Variable efficacy of repeated annual influenza vaccination

Abstract

Conclusions have differed in studies that have compared vaccine efficacy in groups receiving influenza vaccine for the first time to efficacy in groups vaccinated more than once. For example, the Hoskins study [Hoskins, T. W., Davis, J. R., Smith, A. J., Miller, C. L. & Allchin, A. (1979) Lancet i, 33-35] concluded that repeat vaccination was not protective in the long term, whereas the Keitel study [Keitel, W. A., Cate, T. R., Couch, R. B., Huggins, L. L. & Hess, K. R. (1997) Vaccine 15, 1114-1122] concluded that repeat vaccination provided continual protection. We propose an explanation, the antigenic distance hypothesis, and test it by analyzing seven influenza outbreaks that occurred during the Hoskins and Keitel studies. The hypothesis is that variation in repeat vaccine efficacy is due to differences in antigenic distances among vaccine strains and between the vaccine strains and the epidemic strain in each outbreak. To test the hypothesis, antigenic distances were calculated from historical hemagglutination inhibition assay tables, and a computer model of the immune response was used to predict the vaccine efficacy of individuals given different vaccinations. The model accurately predicted the observed vaccine efficacies in repeat vaccinees relative to the efficacy in first-time vaccinees (correlation 0.87). Thus, the antigenic distance hypothesis offers a parsimonious explanation of the differences between and within the Hoskins and Keitel studies. These results have implications for the selection of influenza vaccine strains, and also for vaccination strategies for other antigenically variable pathogens that might require repeated vaccination.

Figure 1

Observed vaccine efficacy in repeat vaccinees relative to the efficacy in first-time vaccinees, and predicted vaccine efficacy based on the antigenic distance hypothesis.

Figure 2

An illustration of the antigenic distance hypothesis. Shape space diagrams are a way to illustrate the affinities between multiple B cells/antibodies and antigens, and also the antigenic distances between antigens (7). In these shape space diagrams, the affinity between a B cell or antibody (×) and an antigen (●) is represented by the distance between them. Similarly, the distance between antigens is a measure of how similar they are antigenically. (a) B cells with sufficient affinity to be stimulated by an antigen lie within a ball of stimulation centered on the antigen.

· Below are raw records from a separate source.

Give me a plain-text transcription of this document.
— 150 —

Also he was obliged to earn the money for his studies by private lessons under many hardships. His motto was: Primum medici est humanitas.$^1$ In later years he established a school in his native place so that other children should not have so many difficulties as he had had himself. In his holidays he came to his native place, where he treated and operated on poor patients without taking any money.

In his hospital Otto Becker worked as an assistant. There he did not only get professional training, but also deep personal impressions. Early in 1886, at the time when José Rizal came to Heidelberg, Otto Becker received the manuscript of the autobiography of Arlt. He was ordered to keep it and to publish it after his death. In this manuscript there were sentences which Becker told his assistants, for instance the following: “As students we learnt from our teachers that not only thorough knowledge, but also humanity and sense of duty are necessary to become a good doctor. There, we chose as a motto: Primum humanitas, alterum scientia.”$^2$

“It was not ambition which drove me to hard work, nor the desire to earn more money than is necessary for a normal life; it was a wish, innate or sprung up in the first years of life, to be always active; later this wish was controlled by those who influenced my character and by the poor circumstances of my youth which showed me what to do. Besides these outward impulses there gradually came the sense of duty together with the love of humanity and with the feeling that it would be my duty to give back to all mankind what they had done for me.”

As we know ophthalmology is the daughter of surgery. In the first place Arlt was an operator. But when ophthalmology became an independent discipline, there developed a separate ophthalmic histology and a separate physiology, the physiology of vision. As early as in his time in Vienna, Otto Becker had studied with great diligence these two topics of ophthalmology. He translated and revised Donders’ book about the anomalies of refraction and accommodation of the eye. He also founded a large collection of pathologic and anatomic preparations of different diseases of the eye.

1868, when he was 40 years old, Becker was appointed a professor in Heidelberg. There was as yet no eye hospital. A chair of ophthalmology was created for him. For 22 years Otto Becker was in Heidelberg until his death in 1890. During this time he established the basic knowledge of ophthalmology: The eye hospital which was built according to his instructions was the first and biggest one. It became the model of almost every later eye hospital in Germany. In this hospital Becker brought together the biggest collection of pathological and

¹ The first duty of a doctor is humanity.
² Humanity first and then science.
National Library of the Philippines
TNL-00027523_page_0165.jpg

Thus, a first vaccine (vaccine1) creates a population of memory B cells and antibodies within its ball of stimulation. (b) Cross-reactive antigens have intersecting balls of stimulation, and antibodies and B cells in the intersection of their balls—those with affinity for both antigens—are the cross-reactive antibodies and B cells. The antigen in a second vaccine (vaccine2) will be partially eliminated by preexisting cross-reactive antibodies (depending on the amount of antibody in the intersection), and thus the immune response to vaccine2 will be reduced (8, 9). (c) If a subsequent epidemic strain is close to vaccine1, it will be cleared by preexisting antibodies. (d) However, if there is no intersection between vaccine1 and the epidemic strain, there will be few preexisting cross-reactive antibodies to clear the epidemic strain quickly, despite two vaccinations. Note, in the absence of vaccine1, vaccine2 would have produced a memory population and antibodies that would have been protective against both the epidemic strains in c and d. For an antigen with multiple epitopes (such as influenza) there would be a ball of stimulation for each epitope.

Figure 3

An example of negative interference by v1 on v2 (a), a v2-only control for comparison (b), and positive interference by v1 on the epidemic challenge (c). The v1–v2 distance was 2 for the examples in a and c, and the v1–e distance was 4 for the example in a and 2 for the example in c. An enlarged region of a is included in the supplemental material (www.pnas.org).

Figure 4

Homologous vaccination over a range of v–e distances. (a) Comparison of giving the same vaccine in the prior influenza season, the current season, and both seasons. (b) Observed vaccine efficacy in repeat vaccinees relative to the efficacy in first-time vaccinees and predicted efficacy based on the antigenic distance hypothesis. Observed data are from the four outbreaks in the Hoskins and Keitel studies preceded by homologous vaccination [1972, 1984, 1985, and 1987 (B)]. The predicted vaccine efficacy is computed from panel a as 1 − attack rate. In computing the efficacy relative to first-time vaccinees we assumed that first-time vaccinees received the vaccine in the current season.

Figure 5

Predicted and observed vaccine efficacy in repeat vaccinees relative to the efficacy in first-time vaccinees for the outbreaks during the Hoskins and Keitel studies. Correlation 0.87 (P = 0.01); linear regression slope 1.03, intercept 0.07.